Arquitetura do Vale Sagrado - Luxury Experiences

explora Valle Sagrado: Em harmonia com o meio ambiente

As infinitas obras, traços e vestígios do Valle Sagrado são as pistas em torno às qual sé desenvolve a nossa arquitetura, que procura responder tanto as dimensões terrenas quanto as de ordem sagrada. Poeta, filósofo e intérprete consciencioso de lugares, o Premio Nacional de Arquitetura do Chile, José Cruz Ovalle, nos guia brevemente através do diálogo com o ambiente que o levou à projeção do explora Valle Sagrado.

explora Valle Sagrado:  Em harmonia com o meio ambiente

Para explora, um hotel faz espaço compassando o ritmo do lugar em que está localizado, pondo em relação a proximidade e o afastamento.

José Cruz Ovalle

 


A maneira em que José Cruz Ovalle fala e pausada e assertiva, usando orações em que cada palavra parece ter sido tranquilamente selecionada para servir a um propósito. Esta assertividade linguística é transversal tanto no seu discurso como na sua obra, nas quais coexistem contraditoriamente o propósito e a poesia. Vencedor do Prémio Nacional de Arquitetura em 2012 é precisamente essa mistura que faz de Cruz um intérprete consciencioso de lugares, um dos melhores arquitetos do Chile e o responsável pelo projeto do explora Valle Sagrado.

Qual é o papel da arquitetura na filosofia de explora?

explora não é simplesmente uma empresa de gestão de hotel, mas algo muito mais complexo que considera as várias dimensões do que significa a viagem e sua relação com os lugares. Nesse sentido a arquitetura explora é um microcosmo da viagem em si: a partir dos acessos à permanência, e dos percursos aos pontos de chegada, procurando um constante equilíbrio entre contenção e liberdade.
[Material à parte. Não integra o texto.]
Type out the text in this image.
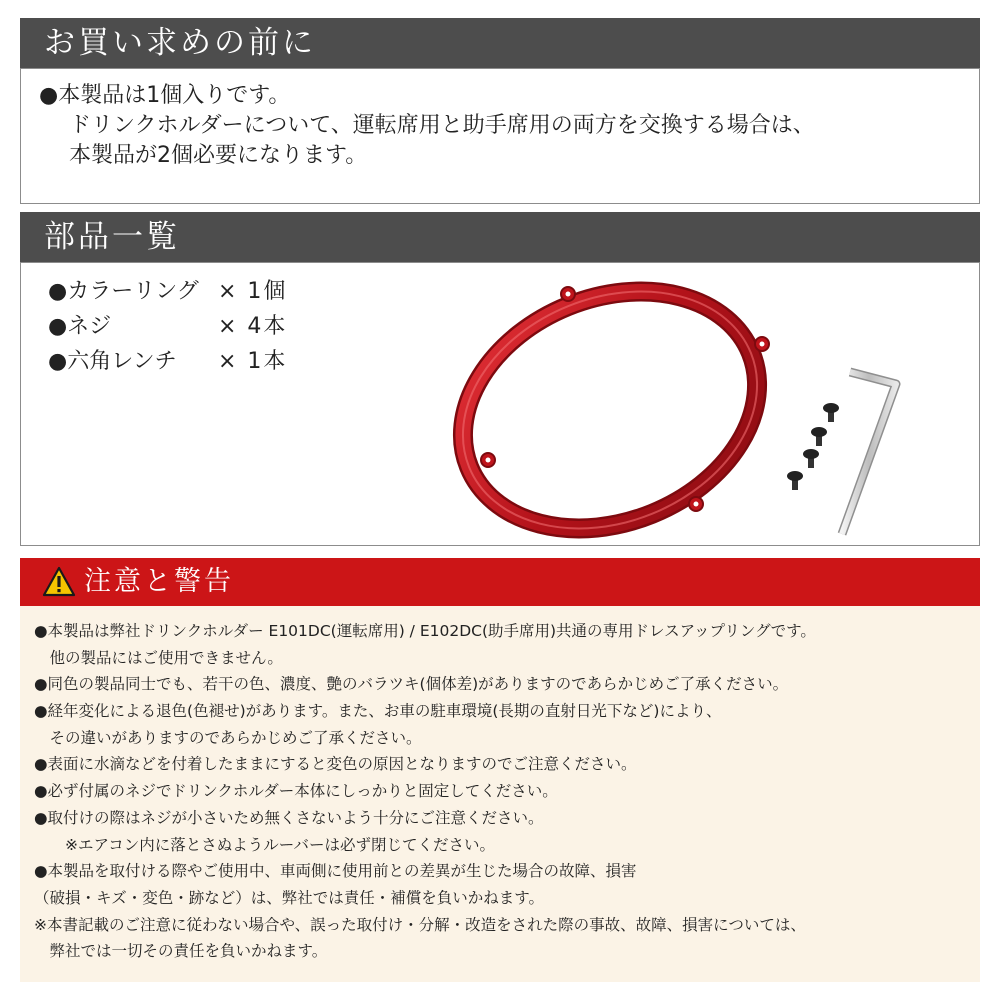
お買い求めの前に
●本製品は1個入りです。
ドリンクホルダーについて、運転席用と助手席用の両方を交換する場合は、
本製品が2個必要になります。
部品一覧
●カラーリング × 1個
●ネジ	× 4本
●六角レンチ × 1本
注意と警告
●本製品は弊社ドリンクホルダー E101DC(運転席用) / E102DC(助手席用)共通の専用ドレスアップリングです。
　他の製品にはご使用できません。
●同色の製品同士でも、若干の色、濃度、艶のバラツキ(個体差)がありますのであらかじめご了承ください。
●経年変化による退色(色褪せ)があります。また、お車の駐車環境(長期の直射日光下など)により、
　その違いがありますのであらかじめご了承ください。
●表面に水滴などを付着したままにすると変色の原因となりますのでご注意ください。
●必ず付属のネジでドリンクホルダー本体にしっかりと固定してください。
●取付けの際はネジが小さいため無くさないよう十分にご注意ください。
　　※エアコン内に落とさぬようルーバーは必ず閉じてください。
●本製品を取付ける際やご使用中、車両側に使用前との差異が生じた場合の故障、損害
（破損・キズ・変色・跡など）は、弊社では責任・補償を負いかねます。
※本書記載のご注意に従わない場合や、誤った取付け・分解・改造をされた際の事故、故障、損害については、
　弊社では一切その責任を負いかねます。
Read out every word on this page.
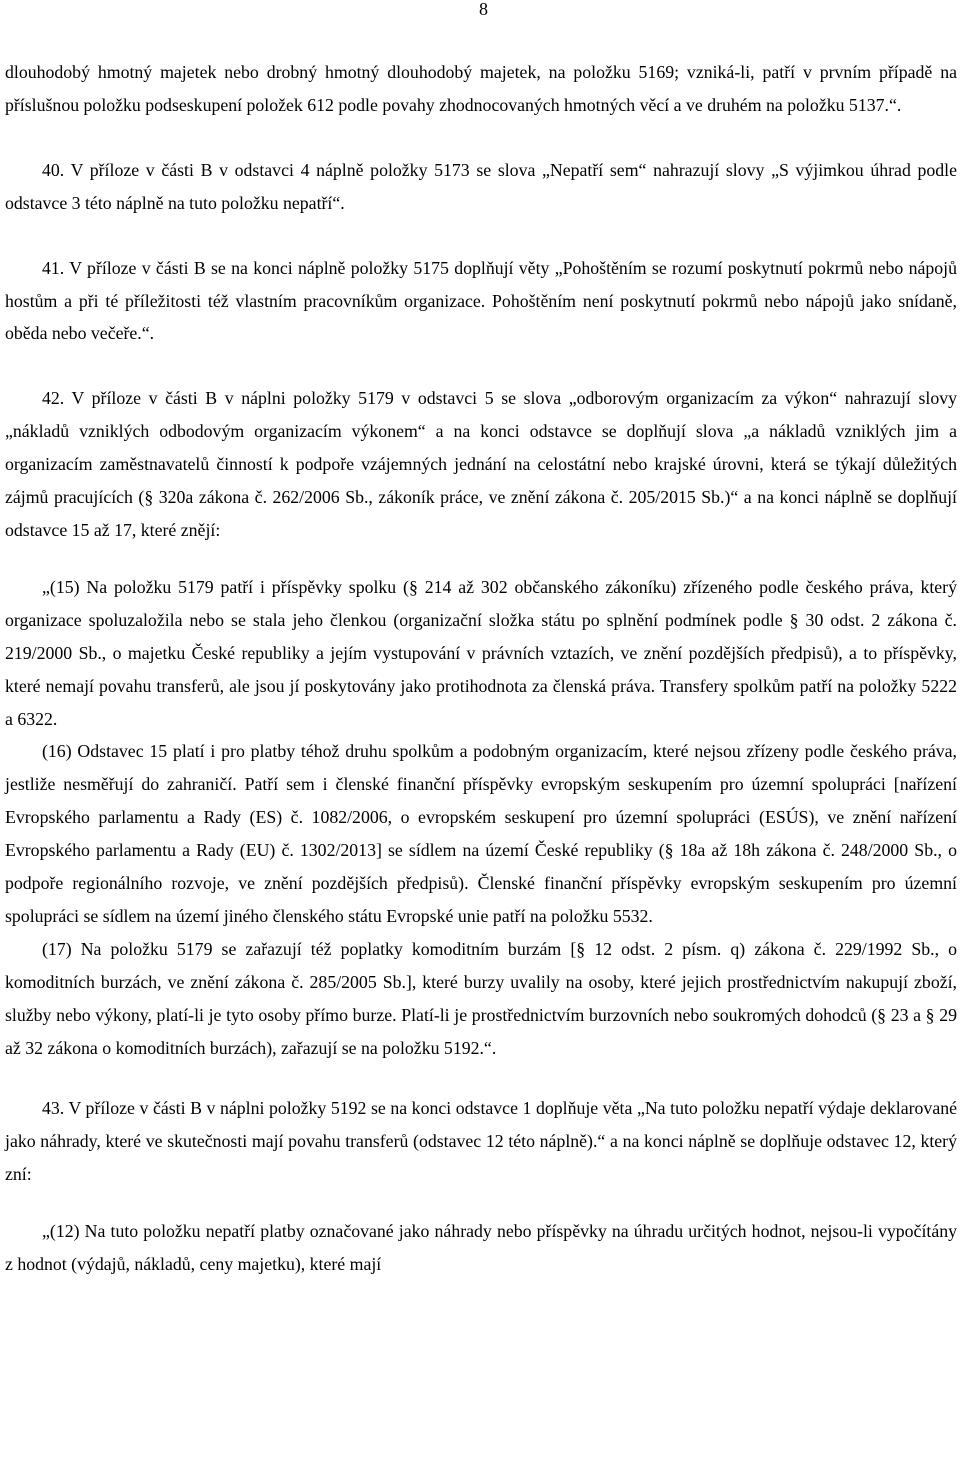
8

dlouhodobý hmotný majetek nebo drobný hmotný dlouhodobý majetek, na položku 5169; vzniká-li, patří v prvním případě na příslušnou položku podseskupení položek 612 podle povahy zhodnocovaných hmotných věcí a ve druhém na položku 5137.“.

40. V příloze v části B v odstavci 4 náplně položky 5173 se slova „Nepatří sem“ nahrazují slovy „S výjimkou úhrad podle odstavce 3 této náplně na tuto položku nepatří“.

41. V příloze v části B se na konci náplně položky 5175 doplňují věty „Pohoštěním se rozumí poskytnutí pokrmů nebo nápojů hostům a při té příležitosti též vlastním pracovníkům organizace. Pohoštěním není poskytnutí pokrmů nebo nápojů jako snídaně, oběda nebo večeře.“.

42. V příloze v části B v náplni položky 5179 v odstavci 5 se slova „odborovým organizacím za výkon“ nahrazují slovy „nákladů vzniklých odbodovým organizacím výkonem“ a na konci odstavce se doplňují slova „a nákladů vzniklých jim a organizacím zaměstnavatelů činností k podpoře vzájemných jednání na celostátní nebo krajské úrovni, která se týkají důležitých zájmů pracujících (§ 320a zákona č. 262/2006 Sb., zákoník práce, ve znění zákona č. 205/2015 Sb.)“ a na konci náplně se doplňují odstavce 15 až 17, které znějí:

„(15) Na položku 5179 patří i příspěvky spolku (§ 214 až 302 občanského zákoníku) zřízeného podle českého práva, který organizace spoluzaložila nebo se stala jeho členkou (organizační složka státu po splnění podmínek podle § 30 odst. 2 zákona č. 219/2000 Sb., o majetku České republiky a jejím vystupování v právních vztazích, ve znění pozdějších předpisů), a to příspěvky, které nemají povahu transferů, ale jsou jí poskytovány jako protihodnota za členská práva. Transfery spolkům patří na položky 5222 a 6322.

(16) Odstavec 15 platí i pro platby téhož druhu spolkům a podobným organizacím, které nejsou zřízeny podle českého práva, jestliže nesměřují do zahraničí. Patří sem i členské finanční příspěvky evropským seskupením pro územní spolupráci [nařízení Evropského parlamentu a Rady (ES) č. 1082/2006, o evropském seskupení pro územní spolupráci (ESÚS), ve znění nařízení Evropského parlamentu a Rady (EU) č. 1302/2013] se sídlem na území České republiky (§ 18a až 18h zákona č. 248/2000 Sb., o podpoře regionálního rozvoje, ve znění pozdějších předpisů). Členské finanční příspěvky evropským seskupením pro územní spolupráci se sídlem na území jiného členského státu Evropské unie patří na položku 5532.

(17) Na položku 5179 se zařazují též poplatky komoditním burzám [§ 12 odst. 2 písm. q) zákona č. 229/1992 Sb., o komoditních burzách, ve znění zákona č. 285/2005 Sb.], které burzy uvalily na osoby, které jejich prostřednictvím nakupují zboží, služby nebo výkony, platí-li je tyto osoby přímo burze. Platí-li je prostřednictvím burzovních nebo soukromých dohodců (§ 23 a § 29 až 32 zákona o komoditních burzách), zařazují se na položku 5192.“.

43. V příloze v části B v náplni položky 5192 se na konci odstavce 1 doplňuje věta „Na tuto položku nepatří výdaje deklarované jako náhrady, které ve skutečnosti mají povahu transferů (odstavec 12 této náplně).“ a na konci náplně se doplňuje odstavec 12, který zní:

„(12) Na tuto položku nepatří platby označované jako náhrady nebo příspěvky na úhradu určitých hodnot, nejsou-li vypočítány z hodnot (výdajů, nákladů, ceny majetku), které mají
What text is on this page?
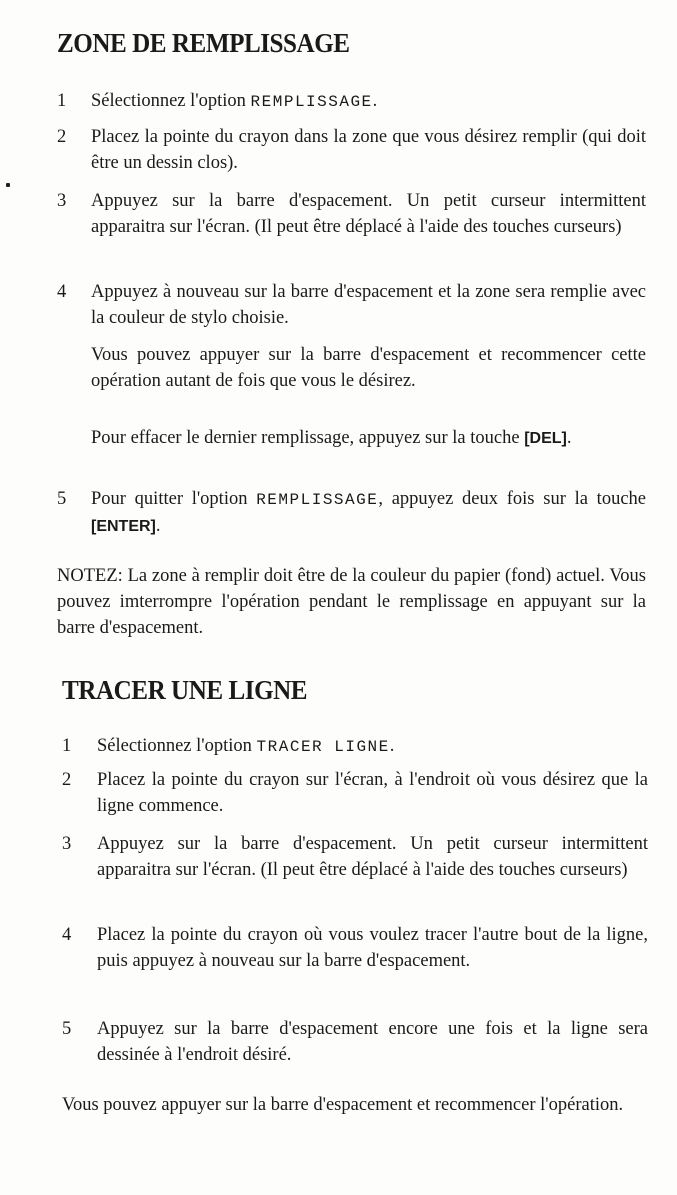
ZONE DE REMPLISSAGE
1	Sélectionnez l'option REMPLISSAGE.
2	Placez la pointe du crayon dans la zone que vous désirez remplir (qui doit être un dessin clos).
3	Appuyez sur la barre d'espacement. Un petit curseur intermittent apparaitra sur l'écran. (Il peut être déplacé à l'aide des touches curseurs)
4	Appuyez à nouveau sur la barre d'espacement et la zone sera remplie avec la couleur de stylo choisie.
Vous pouvez appuyer sur la barre d'espacement et recommencer cette opération autant de fois que vous le désirez.
Pour effacer le dernier remplissage, appuyez sur la touche [DEL].
5	Pour quitter l'option REMPLISSAGE, appuyez deux fois sur la touche [ENTER].
NOTEZ: La zone à remplir doit être de la couleur du papier (fond) actuel. Vous pouvez imterrompre l'opération pendant le remplissage en appuyant sur la barre d'espacement.
TRACER UNE LIGNE
1	Sélectionnez l'option TRACER LIGNE.
2	Placez la pointe du crayon sur l'écran, à l'endroit où vous désirez que la ligne commence.
3	Appuyez sur la barre d'espacement. Un petit curseur intermittent apparaitra sur l'écran. (Il peut être déplacé à l'aide des touches curseurs)
4	Placez la pointe du crayon où vous voulez tracer l'autre bout de la ligne, puis appuyez à nouveau sur la barre d'espacement.
5	Appuyez sur la barre d'espacement encore une fois et la ligne sera dessinée à l'endroit désiré.
Vous pouvez appuyer sur la barre d'espacement et recommencer l'opération.
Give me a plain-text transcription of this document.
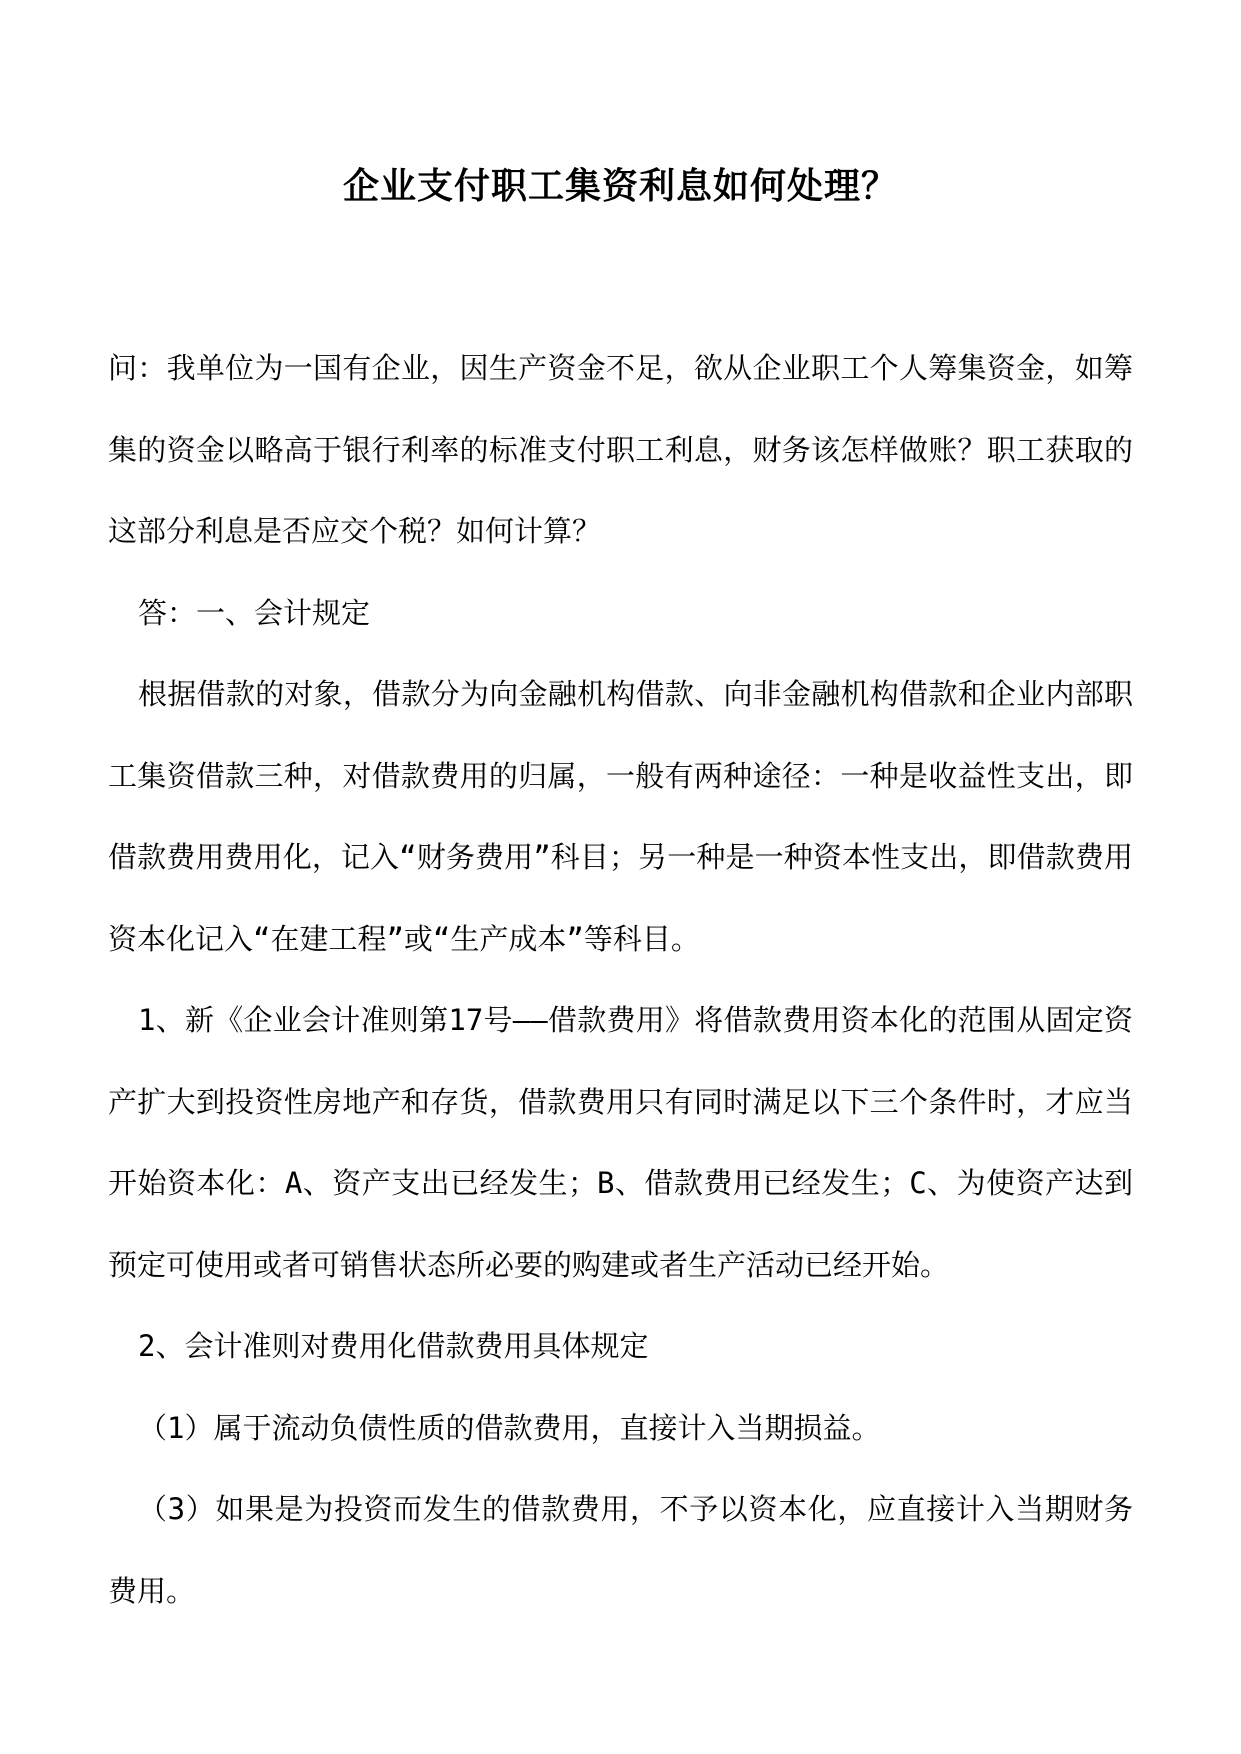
企业支付职工集资利息如何处理？

问：我单位为一国有企业，因生产资金不足，欲从企业职工个人筹集资金，如筹集的资金以略高于银行利率的标准支付职工利息，财务该怎样做账？职工获取的这部分利息是否应交个税？如何计算？

答：一、会计规定

根据借款的对象，借款分为向金融机构借款、向非金融机构借款和企业内部职工集资借款三种，对借款费用的归属，一般有两种途径：一种是收益性支出，即借款费用费用化，记入“财务费用”科目；另一种是一种资本性支出，即借款费用资本化记入“在建工程”或“生产成本”等科目。

1、新《企业会计准则第17号——借款费用》将借款费用资本化的范围从固定资产扩大到投资性房地产和存货，借款费用只有同时满足以下三个条件时，才应当开始资本化：A、资产支出已经发生；B、借款费用已经发生；C、为使资产达到预定可使用或者可销售状态所必要的购建或者生产活动已经开始。

2、会计准则对费用化借款费用具体规定

（1）属于流动负债性质的借款费用，直接计入当期损益。

（3）如果是为投资而发生的借款费用，不予以资本化，应直接计入当期财务费用。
explora sempre apresentou uma maneira de fazer as coisas que se traduz em todos os detalhes de sua operação. Trata-se de estar atento à experiência desde seus vários ângulos para permitir que cada viajante descubra os lugares sem ser dirigido, mas simplesmente orientado. É a arquitetura que proporciona esta orientação inicial quase como se fosse uma primeira exploração dos arredores.

Tal como em uma viagem, na arquitetura explora provavelmente não há lugar para o usual ou habitual, porque como em cada uma das suas explorações, muitas vezes as perguntas parecem respondidas somente através de pistas e rastros em vez de respostas imediatas.

Qual é o processo que você vive como um arquiteto para projetar uma obra em um lugar particular?

Cada obra é diferente, dependendo da sua finalidade. No caso específico de um hotel, a primeira coisa a fazer é mostrar aos viajantes onde eles estão para que se orientem. Se orientar não significa apenas poder distinguir as suas coordenadas geográficas, mas compreender e perceber o lugar plenamente. Isso é fundamental para explora: a admiração pela beleza e a contemplação do ambiente. Perceber esta beleza em sua plenitude só é possível na medida em que seja entendido o lugar, abandonando toda pretensão de medi-la ou parametrizar a, posto que não tem parâmetro mas do que o seu próprio.

É aqui aonde vem à arquitetura, porque na medida em que o arquiteto tenha realmente entendido o lugar, vai ser capaz de encontrar o seu ritmo através de um diálogo com a sua história, geografia, clima e outras particularidades, dimensionando o “genius locci” que o distingue. Seguindo este ritmo, o arquiteto vai moldar espaços que compassem e permitam que o viajante, por sua vez, possa perceber a beleza ao seu redor. Esse é o processo que se vive com cada obra: encontrar o ritmo do seu respectivo lugar.

Como foi esse entendimento no caso do Valle Sagrado?

Poderíamos dizer que o Valle Sagrado é natureza enobrecida pela mão do homem durante séculos, com inumeráveis obras, traços e vestígios. Cada vestígio é uma pista, mas também acontece algo próprio da América: a hibridação que aparece após a fundação espanhola, entre a arquitetura Inca e a que trouxeram os colonos, o que pode ser visto na casa Mateo Pumacahua, que também faz parte do hotel, onde os espanhóis construíram a obra por cima da mesma parede Inca da plataforma, como acontece em Cusco.

Existe uma diferença entre as obras projetadas no Peru e projetadas no Chile?

Claro que existem diferenças, são lugares completamente diferentes, mas eu entendo que a sua pergunta refere-se a uma questão de fronteiras. Tanto para mim como para explora, não existem a fronteiras, mas os territórios. O que exalta ao viajante é a diversidade da América em sua extensão e vastidão, e esta visão da vida aplica-se a os 4 hotéis explora. Eles são diferentes por seu território, e não por seu país.